Вольер

22
18
20
22
24
26
28
30

– Что, приехали? Соскучились по родственничкам? – спросила бы Эльвира, уперев руки в бока.

– Мы поняли, что очень виноваты перед мамой, – сказали бы брат и сестра, оба потрепанные жизнью и одетые в лохмотья.

– А передо мной?! – истерично завизжала бы Эльвира. – А передо мной?! Вы же бросили не только ее, но и меня!

– Мы надеемся, что вы обе нас простите… – промямлили бы беглецы и упали бы на колени в грязном коридоре, где обувь прилипала к полу и пачкалась об него.

– Через столько лет?! Ха! Вы нам не нужны! Убирайтесь отсюда! Предатели!

Дальше она закатила бы фирменную истерику, негодование для которой копилось десятки лет. Ее злобный визг достиг бы небес. Его бы слышали в пролетающих мимо самолетах. Морда треснула бы от воплей. В общем, в голове Эльвиры было вместилище абсурда, но оно ей нравилось. Больше у нее ничего не было.

Эльвира закатила глаза от мстительного удовольствия этой сцены. Сотни раз прокрученная, она не утратила своей сладостной остроты. Приятнее нее была только одна воображаемая сцена, где Эльвира избивает ногами мать. Жаль, что это осталось нереализованным, точнее, реализованным наоборот. Мать несколько раз избивала ее именно так. Один раз она даже сломала палец ноги об Эльвиру во время этой воспитательной процедуры. Пришлось ехать с ней в травмпункт и привычно врать, что конкретно приключилось.
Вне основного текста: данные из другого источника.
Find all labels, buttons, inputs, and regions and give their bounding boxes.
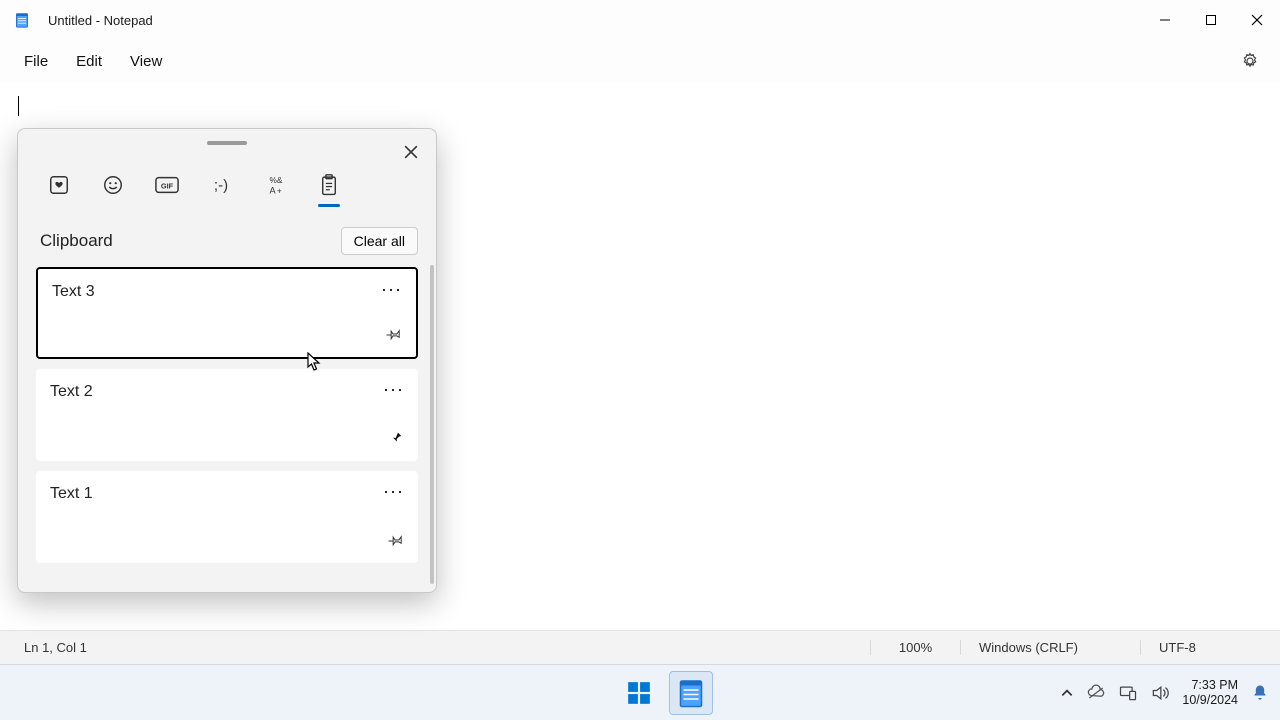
status-line-ending: Windows (CRLF) [960, 640, 1140, 655]
svg-text:&: & [277, 176, 283, 185]
symbols-icon: % & A + [264, 174, 286, 196]
clipboard-item[interactable]: Text 1 ··· [36, 471, 418, 563]
menu-view[interactable]: View [116, 47, 176, 76]
clipboard-item[interactable]: Text 2 ··· [36, 369, 418, 461]
clipboard-item-text: Text 1 [50, 485, 404, 503]
clipboard-panel: GIF ;-) % & A + Clipboard Clear all Text… [17, 128, 437, 593]
svg-text:GIF: GIF [161, 182, 174, 191]
tab-gif[interactable]: GIF [152, 167, 182, 203]
close-icon [404, 145, 418, 159]
gif-icon: GIF [155, 176, 179, 194]
tab-symbols[interactable]: % & A + [260, 167, 290, 203]
tab-clipboard[interactable] [314, 167, 344, 203]
notifications-icon[interactable] [1250, 683, 1270, 703]
clipboard-icon [319, 174, 339, 196]
windows-icon [626, 680, 652, 706]
clear-all-button[interactable]: Clear all [341, 227, 418, 255]
item-pin-button[interactable] [388, 430, 404, 451]
taskbar: 7:33 PM 10/9/2024 [0, 664, 1280, 720]
menu-bar: File Edit View [0, 40, 1280, 82]
settings-button[interactable] [1230, 41, 1270, 81]
menu-edit[interactable]: Edit [62, 47, 116, 76]
tray-date: 10/9/2024 [1182, 693, 1238, 708]
status-bar: Ln 1, Col 1 100% Windows (CRLF) UTF-8 [0, 630, 1280, 664]
svg-text:A: A [270, 185, 277, 195]
onedrive-icon[interactable] [1086, 683, 1106, 703]
emoji-icon [102, 174, 124, 196]
more-icon: ··· [381, 279, 402, 299]
taskbar-clock[interactable]: 7:33 PM 10/9/2024 [1182, 678, 1238, 708]
taskbar-notepad[interactable] [669, 671, 713, 715]
gear-icon [1241, 52, 1259, 70]
clipboard-item-text: Text 3 [52, 283, 402, 301]
start-button[interactable] [617, 671, 661, 715]
system-tray: 7:33 PM 10/9/2024 [1060, 678, 1280, 708]
minimize-button[interactable] [1142, 0, 1188, 40]
panel-scrollbar[interactable] [430, 265, 434, 584]
title-bar: Untitled - Notepad [0, 0, 1280, 40]
tray-time: 7:33 PM [1182, 678, 1238, 693]
window-title: Untitled - Notepad [48, 13, 153, 28]
item-more-button[interactable]: ··· [383, 379, 404, 400]
notepad-app-icon [14, 12, 30, 28]
close-button[interactable] [1234, 0, 1280, 40]
tab-emoji[interactable] [98, 167, 128, 203]
status-zoom: 100% [870, 640, 960, 655]
panel-close-button[interactable] [396, 137, 426, 167]
text-caret [18, 96, 19, 116]
item-pin-button[interactable] [386, 326, 402, 347]
pin-filled-icon [388, 430, 404, 446]
notepad-icon [678, 678, 704, 708]
item-pin-button[interactable] [388, 532, 404, 553]
pin-outline-icon [386, 326, 402, 342]
clipboard-item-text: Text 2 [50, 383, 404, 401]
clipboard-items: Text 3 ··· Text 2 ··· Text 1 ··· [18, 265, 436, 590]
tab-kaomoji[interactable]: ;-) [206, 167, 236, 203]
status-position: Ln 1, Col 1 [0, 640, 105, 655]
more-icon: ··· [383, 379, 404, 399]
svg-text:+: + [277, 186, 282, 195]
devices-icon[interactable] [1118, 683, 1138, 703]
maximize-button[interactable] [1188, 0, 1234, 40]
volume-icon[interactable] [1150, 683, 1170, 703]
status-encoding: UTF-8 [1140, 640, 1280, 655]
sticker-heart-icon [48, 174, 70, 196]
panel-tabs: GIF ;-) % & A + [18, 145, 436, 207]
kaomoji-icon: ;-) [214, 177, 228, 194]
menu-file[interactable]: File [10, 47, 62, 76]
clipboard-item[interactable]: Text 3 ··· [36, 267, 418, 359]
pin-outline-icon [388, 532, 404, 548]
clipboard-title: Clipboard [40, 231, 113, 251]
tray-chevron-up-icon[interactable] [1060, 686, 1074, 700]
more-icon: ··· [383, 481, 404, 501]
tab-recent[interactable] [44, 167, 74, 203]
item-more-button[interactable]: ··· [381, 279, 402, 300]
item-more-button[interactable]: ··· [383, 481, 404, 502]
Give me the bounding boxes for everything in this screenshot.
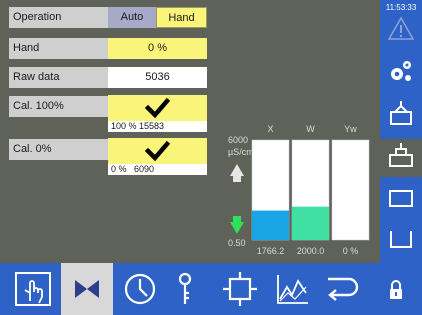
scale-up-arrow-stem — [233, 176, 241, 182]
operation-label: Operation — [9, 7, 108, 28]
value-label-w: 2000.0 — [297, 246, 325, 256]
tray-icon — [390, 231, 412, 248]
cal-100-label: Cal. 100% — [9, 96, 108, 117]
hand-label: Hand — [9, 38, 108, 59]
raw-data-label: Raw data — [9, 67, 108, 88]
lift-icon — [389, 143, 413, 167]
raise-icon — [390, 101, 412, 125]
bottom-module-button[interactable] — [215, 263, 265, 315]
cal-0-confirm-button[interactable] — [108, 138, 207, 164]
raw-data-value: 5036 — [108, 67, 207, 88]
hand-value-field[interactable]: 0 % — [108, 38, 207, 59]
cal-0-label: Cal. 0% — [9, 139, 108, 160]
chart-icon — [277, 275, 308, 304]
checkmark-icon — [144, 140, 171, 162]
bottom-key-button[interactable] — [160, 263, 210, 315]
cal-100-confirm-button[interactable] — [108, 95, 207, 121]
key-icon — [178, 272, 192, 304]
y-unit-label: µS/cm — [228, 147, 254, 157]
valve-icon — [75, 280, 99, 298]
value-label-yw: 0 % — [343, 246, 359, 256]
sidebar-window-button[interactable] — [380, 183, 422, 219]
cal-100-info: 100 % 15583 — [108, 121, 207, 132]
sidebar-lift-button[interactable] — [380, 140, 422, 176]
y-min-label: 0.50 — [228, 238, 246, 248]
control-screen: Operation Auto Hand Hand 0 % Raw data 50… — [0, 0, 422, 315]
scale-down-arrow[interactable] — [230, 222, 244, 234]
mode-auto-button[interactable]: Auto — [108, 7, 156, 28]
sidebar-tray-button[interactable] — [380, 223, 422, 259]
bar-x — [252, 210, 289, 240]
bottom-valve-button[interactable] — [62, 263, 112, 315]
clock-display: 11:53:33 — [385, 3, 417, 12]
y-max-label: 6000 — [228, 135, 248, 145]
bottom-chart-button[interactable] — [268, 263, 318, 315]
bottom-hand-touch-button[interactable] — [8, 263, 58, 315]
hand-touch-icon — [15, 272, 51, 306]
mode-hand-button[interactable]: Hand — [156, 7, 207, 28]
settings-gears-icon — [391, 61, 411, 81]
bar-w — [292, 206, 329, 240]
bottom-back-button[interactable] — [318, 263, 368, 315]
warning-icon — [387, 16, 415, 40]
sidebar-settings-button[interactable] — [380, 56, 422, 92]
value-label-x: 1766.2 — [257, 246, 285, 256]
bottom-lock-button[interactable] — [370, 263, 420, 315]
cal-0-info: 0 % 6090 — [108, 164, 207, 175]
lock-icon — [390, 280, 402, 299]
module-icon — [223, 272, 257, 306]
category-label-x: X — [267, 124, 273, 134]
category-label-w: W — [306, 124, 315, 134]
bottom-clock-button[interactable] — [115, 263, 165, 315]
window-icon — [389, 190, 413, 207]
scale-up-arrow[interactable] — [230, 164, 244, 176]
scale-down-arrow-stem — [233, 216, 241, 222]
clock-icon — [124, 273, 156, 305]
sidebar-warning-button[interactable] — [380, 14, 422, 50]
bar-chart: 6000 µS/cm 0.50 X 1766.2 W 2000.0 Yw 0 % — [228, 124, 370, 256]
sidebar-raise-button[interactable] — [380, 98, 422, 134]
category-label-yw: Yw — [344, 124, 357, 134]
back-icon — [328, 277, 359, 301]
bar-track-yw — [331, 139, 370, 241]
checkmark-icon — [144, 97, 171, 119]
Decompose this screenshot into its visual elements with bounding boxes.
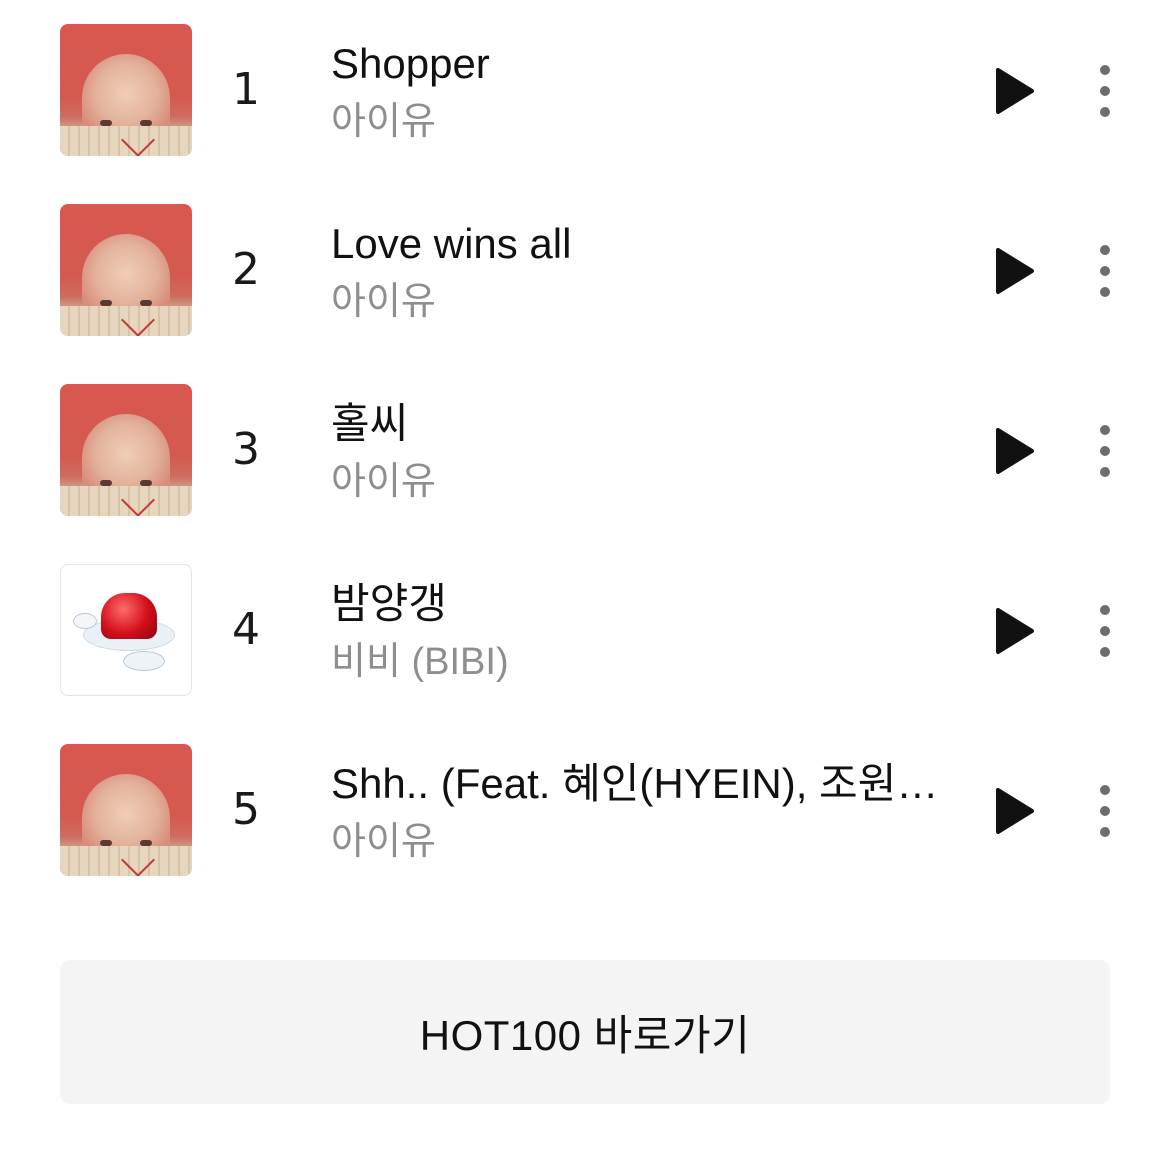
play-icon[interactable] bbox=[988, 424, 1042, 478]
track-title[interactable]: Shopper bbox=[331, 38, 961, 90]
track-title[interactable]: 홀씨 bbox=[331, 398, 961, 450]
track-artist[interactable]: 아이유 bbox=[331, 818, 931, 866]
more-vertical-icon[interactable] bbox=[1084, 244, 1126, 298]
track-title[interactable]: 밤양갱 bbox=[331, 578, 961, 630]
track-artist[interactable]: 아이유 bbox=[331, 278, 931, 326]
album-cover[interactable] bbox=[60, 24, 192, 156]
track-rank: 2 bbox=[232, 244, 260, 295]
track-rank: 5 bbox=[232, 784, 260, 835]
more-vertical-icon[interactable] bbox=[1084, 424, 1126, 478]
play-icon[interactable] bbox=[988, 64, 1042, 118]
hot100-button[interactable]: HOT100 바로가기 bbox=[60, 960, 1110, 1104]
track-row[interactable]: 4 밤양갱 비비 (BIBI) bbox=[0, 564, 1170, 696]
more-vertical-icon[interactable] bbox=[1084, 604, 1126, 658]
track-row[interactable]: 2 Love wins all 아이유 bbox=[0, 204, 1170, 336]
album-cover[interactable] bbox=[60, 384, 192, 516]
track-title[interactable]: Shh.. (Feat. 혜인(HYEIN), 조원… bbox=[331, 758, 961, 810]
cover-art-rabbit bbox=[73, 613, 97, 629]
track-artist[interactable]: 아이유 bbox=[331, 98, 931, 146]
track-artist[interactable]: 비비 (BIBI) bbox=[331, 638, 931, 686]
track-row[interactable]: 1 Shopper 아이유 bbox=[0, 24, 1170, 156]
more-vertical-icon[interactable] bbox=[1084, 64, 1126, 118]
album-cover[interactable] bbox=[60, 204, 192, 336]
track-row[interactable]: 5 Shh.. (Feat. 혜인(HYEIN), 조원… 아이유 bbox=[0, 744, 1170, 876]
cover-art-jelly bbox=[101, 593, 157, 639]
more-vertical-icon[interactable] bbox=[1084, 784, 1126, 838]
album-cover[interactable] bbox=[60, 744, 192, 876]
play-icon[interactable] bbox=[988, 604, 1042, 658]
album-cover[interactable] bbox=[60, 564, 192, 696]
play-icon[interactable] bbox=[988, 784, 1042, 838]
cover-art-rabbit bbox=[123, 651, 165, 671]
track-artist[interactable]: 아이유 bbox=[331, 458, 931, 506]
track-rank: 4 bbox=[232, 604, 260, 655]
track-rank: 3 bbox=[232, 424, 260, 475]
hot100-button-label: HOT100 바로가기 bbox=[419, 1011, 751, 1059]
track-row[interactable]: 3 홀씨 아이유 bbox=[0, 384, 1170, 516]
track-rank: 1 bbox=[232, 64, 260, 115]
play-icon[interactable] bbox=[988, 244, 1042, 298]
track-title[interactable]: Love wins all bbox=[331, 218, 961, 270]
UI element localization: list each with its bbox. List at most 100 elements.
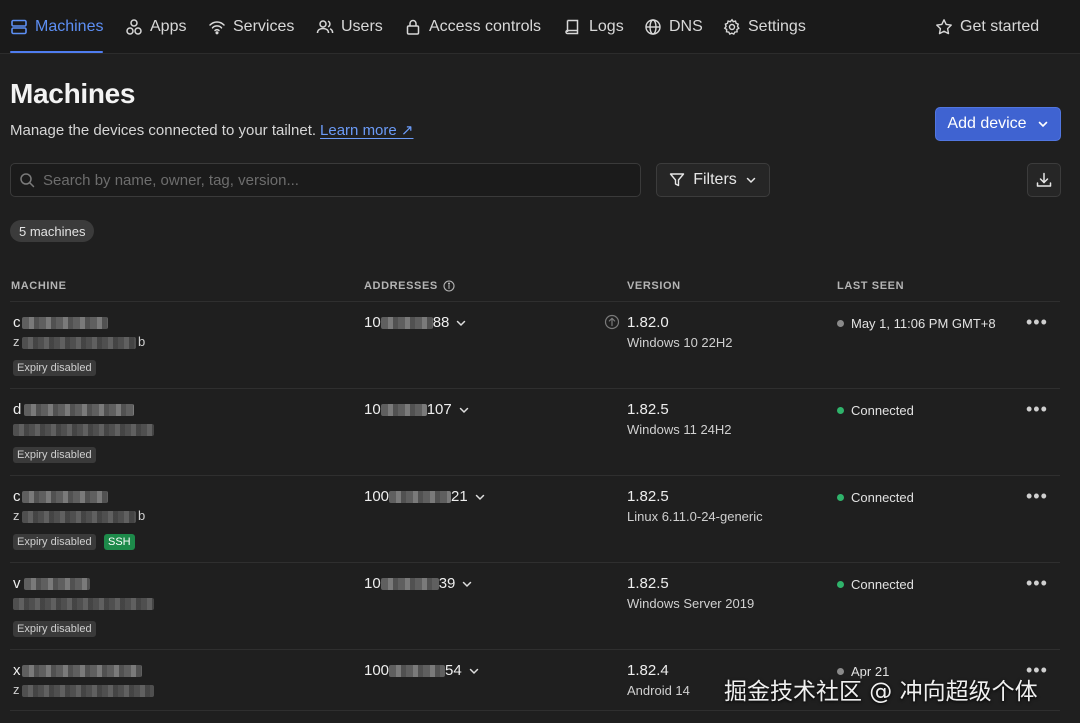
redacted-address xyxy=(389,490,452,503)
table-row[interactable]: d Expiry disabled 10 107 1.82.5 Windows … xyxy=(0,389,1080,476)
nav-tab-settings[interactable]: Settings xyxy=(723,0,806,54)
nav-tab-dns[interactable]: DNS xyxy=(644,0,703,54)
machine-name[interactable]: c xyxy=(13,488,21,505)
last-seen-text: Connected xyxy=(851,577,914,592)
ssh-tag: SSH xyxy=(104,534,135,550)
add-device-button[interactable]: Add device xyxy=(935,107,1061,141)
redacted-address xyxy=(380,577,439,590)
get-started-link[interactable]: Get started xyxy=(935,0,1039,54)
address-suffix: 107 xyxy=(426,401,452,418)
address-prefix: 100 xyxy=(364,662,390,679)
more-options-icon[interactable]: ••• xyxy=(1026,399,1048,420)
table-row[interactable]: c z b Expiry disabled SSH 100 21 1.82.5 … xyxy=(0,476,1080,563)
filters-button[interactable]: Filters xyxy=(656,163,770,197)
column-header-machine[interactable]: MACHINE xyxy=(11,280,67,292)
nav-tab-access-controls[interactable]: Access controls xyxy=(404,0,541,54)
chevron-down-icon[interactable] xyxy=(474,491,486,503)
table-row[interactable]: c z b Expiry disabled 10 88 1.82.0 Windo… xyxy=(0,302,1080,389)
redacted-name xyxy=(24,578,90,590)
expiry-disabled-tag: Expiry disabled xyxy=(13,360,96,376)
expiry-disabled-tag: Expiry disabled xyxy=(13,447,96,463)
machine-owner: z xyxy=(13,508,20,523)
address-cell[interactable]: 10 88 xyxy=(364,314,467,331)
column-header-last-seen[interactable]: LAST SEEN xyxy=(837,280,904,292)
redacted-name xyxy=(22,491,108,503)
machine-name[interactable]: x xyxy=(13,662,21,679)
column-header-label: ADDRESSES xyxy=(364,280,438,292)
info-icon[interactable] xyxy=(443,280,455,292)
redacted-owner xyxy=(13,424,154,436)
column-header-addresses[interactable]: ADDRESSES xyxy=(364,280,455,292)
nav-tab-apps[interactable]: Apps xyxy=(125,0,186,54)
nav-label: Users xyxy=(341,18,383,35)
version-number: 1.82.0 xyxy=(627,314,669,331)
status-dot-online xyxy=(837,494,844,501)
redacted-name xyxy=(22,317,108,329)
chevron-down-icon[interactable] xyxy=(455,317,467,329)
learn-more-link[interactable]: Learn more ↗ xyxy=(320,122,413,139)
chevron-down-icon xyxy=(1037,118,1049,130)
os-version: Windows Server 2019 xyxy=(627,596,755,611)
address-cell[interactable]: 100 54 xyxy=(364,662,480,679)
nav-label: Logs xyxy=(589,18,624,35)
divider xyxy=(10,710,1060,711)
more-options-icon[interactable]: ••• xyxy=(1026,486,1048,507)
redacted-owner xyxy=(22,511,136,523)
version-number: 1.82.5 xyxy=(627,401,669,418)
address-cell[interactable]: 10 39 xyxy=(364,575,473,592)
address-cell[interactable]: 100 21 xyxy=(364,488,486,505)
server-icon xyxy=(10,18,28,36)
address-prefix: 10 xyxy=(364,314,381,331)
nav-tab-services[interactable]: Services xyxy=(208,0,294,54)
machine-name[interactable]: d xyxy=(13,401,21,418)
update-available-icon[interactable] xyxy=(604,314,620,335)
top-navigation: Machines Apps Services Users Access cont… xyxy=(0,0,1080,54)
chevron-down-icon[interactable] xyxy=(461,578,473,590)
machine-owner: z xyxy=(13,682,20,697)
filters-label: Filters xyxy=(693,171,737,188)
column-header-version[interactable]: VERSION xyxy=(627,280,681,292)
machine-name[interactable]: c xyxy=(13,314,21,331)
add-device-label: Add device xyxy=(947,115,1027,132)
search-input[interactable] xyxy=(43,171,623,189)
address-cell[interactable]: 10 107 xyxy=(364,401,470,418)
os-version: Windows 10 22H2 xyxy=(627,335,733,350)
last-seen-text: May 1, 11:06 PM GMT+8 xyxy=(851,316,996,331)
chevron-down-icon[interactable] xyxy=(458,404,470,416)
nav-label: Services xyxy=(233,18,295,35)
address-suffix: 54 xyxy=(445,662,462,679)
last-seen: May 1, 11:06 PM GMT+8 xyxy=(837,316,996,331)
machine-name[interactable]: v xyxy=(13,575,21,592)
more-options-icon[interactable]: ••• xyxy=(1026,573,1048,594)
watermark: 掘金技术社区 @ 冲向超级个体 xyxy=(724,679,1038,705)
machine-owner: z xyxy=(13,334,20,349)
machine-owner-suffix: b xyxy=(138,508,146,523)
table-row[interactable]: v Expiry disabled 10 39 1.82.5 Windows S… xyxy=(0,563,1080,650)
redacted-owner xyxy=(22,337,136,349)
redacted-name xyxy=(22,665,142,677)
status-dot-online xyxy=(837,581,844,588)
nav-tab-machines[interactable]: Machines xyxy=(10,0,104,54)
machine-count-badge: 5 machines xyxy=(10,220,95,242)
globe-icon xyxy=(644,18,662,36)
status-dot-online xyxy=(837,407,844,414)
export-button[interactable] xyxy=(1027,163,1061,197)
os-version: Windows 11 24H2 xyxy=(627,422,732,437)
last-seen: Connected xyxy=(837,490,914,505)
redacted-address xyxy=(380,403,427,416)
chevron-down-icon[interactable] xyxy=(468,665,480,677)
users-icon xyxy=(316,18,334,36)
nav-tab-logs[interactable]: Logs xyxy=(564,0,624,54)
nav-tab-users[interactable]: Users xyxy=(316,0,383,54)
last-seen-text: Connected xyxy=(851,403,914,418)
address-suffix: 88 xyxy=(432,314,450,331)
page-title: Machines xyxy=(10,78,136,109)
more-options-icon[interactable]: ••• xyxy=(1026,312,1048,333)
apps-icon xyxy=(125,18,143,36)
redacted-owner xyxy=(22,685,154,697)
version-number: 1.82.5 xyxy=(627,575,669,592)
last-seen-text: Connected xyxy=(851,490,914,505)
star-icon xyxy=(935,18,953,36)
chevron-down-icon xyxy=(745,174,757,186)
get-started-label: Get started xyxy=(960,18,1040,35)
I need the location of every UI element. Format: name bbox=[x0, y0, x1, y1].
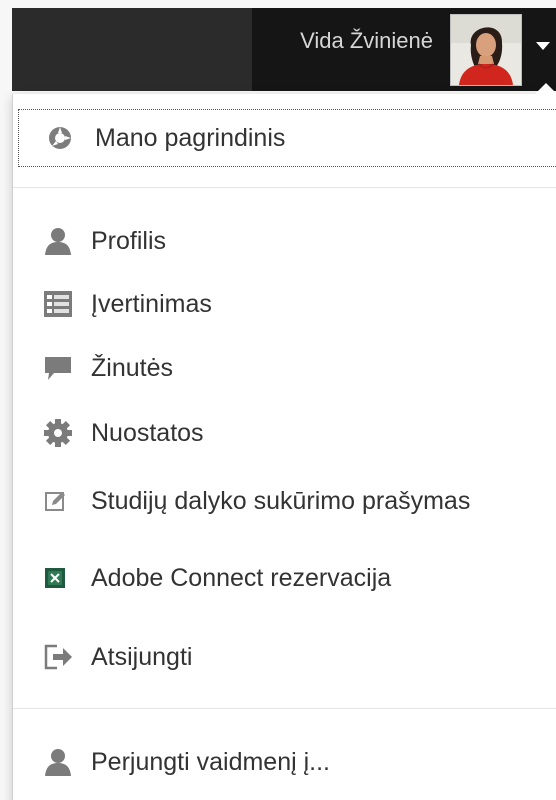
avatar[interactable] bbox=[450, 14, 522, 86]
menu-item-label: Adobe Connect rezervacija bbox=[91, 563, 392, 592]
menu-item-label: Žinutės bbox=[91, 353, 173, 382]
user-dropdown-menu: Mano pagrindinis Profilis Įvertinimas Ži… bbox=[12, 83, 556, 800]
menu-divider bbox=[13, 187, 556, 188]
menu-item-messages[interactable]: Žinutės bbox=[13, 339, 556, 397]
menu-item-logout[interactable]: Atsijungti bbox=[13, 628, 556, 686]
user-name[interactable]: Vida Žvinienė bbox=[300, 26, 433, 56]
menu-item-course-request[interactable]: Studijų dalyko sukūrimo prašymas bbox=[13, 472, 556, 530]
grades-table-icon bbox=[43, 288, 83, 320]
menu-item-label: Atsijungti bbox=[91, 642, 193, 671]
menu-item-preferences[interactable]: Nuostatos bbox=[13, 404, 556, 462]
menu-item-label: Nuostatos bbox=[91, 418, 204, 447]
menu-item-dashboard[interactable]: Mano pagrindinis bbox=[17, 108, 556, 168]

Она соврала, сказав, что Софья могла быть тем трупом работы Фехтовальщика. Она совершенно четко знала, что это была не сестра. Во-первых, никаких следов шрама на виске. Во-вторых, волосы найденной девушки не были седыми. Она соврала, чтобы отпугнуть собственных детей от побега. Семья должна оставаться семьей при любых обстоятельствах. О плохих семьях люди начинают судачить и сплетничать. Это совершенно недопустимо, это еще мама понимала.

Эльвира много о чем врала. К некоторым вещам она привыкла настолько, что не считала их ложью. Она обманывала даже родную мать в течение тридцати лет и продолжала обманывать домашний сброд и сейчас.

Аркадий занимался рутинной бухгалтерской работой. Она требовала внимания, поэтому он был единственным в семье, кто не забивал себе голову ерундовыми домашними убийствами.

А вот Диана развернула интенсивную деятельность, в отличие от прочих родственников. Она написала с купленного тайком телефона сообщение, адресованное Владимиру Микулину. «Давай встретимся в 16.00 возле фонтана». Фонтан был самым популярным местом встреч в городе и лучшим ориентиром. Центральная площадь, украшенная четырьмя фонтанами, среди которых был тот особенный, что имел восемь режимов работы, находилась на пересечении практически всех транспортных маршрутов. В квартале отсюда находилось Управление образования, куда на досуге приезжали поскандалить родители учеников. Невдалеке от него располагалась станция «Скорой помощи», что также было очень удобно для жителей Комаровска.

* * *

Диана давно научилась обходиться практически без разговоров. Причем это не означало изоляцию от общения. Общаться можно разными путями, просто так получилось исторически, что разговор – один из наиболее популярных способов. Диана взглянула на себя в зеркало травмпункта: белый халат, неизменный шарфик, светлые глаза спокойно смотрят на мир. По ним никогда не скажешь, что именно они видели. Все, что пережито, остается в голове. Никому не доказать, не показать, не воспроизвести. Никто не поверит.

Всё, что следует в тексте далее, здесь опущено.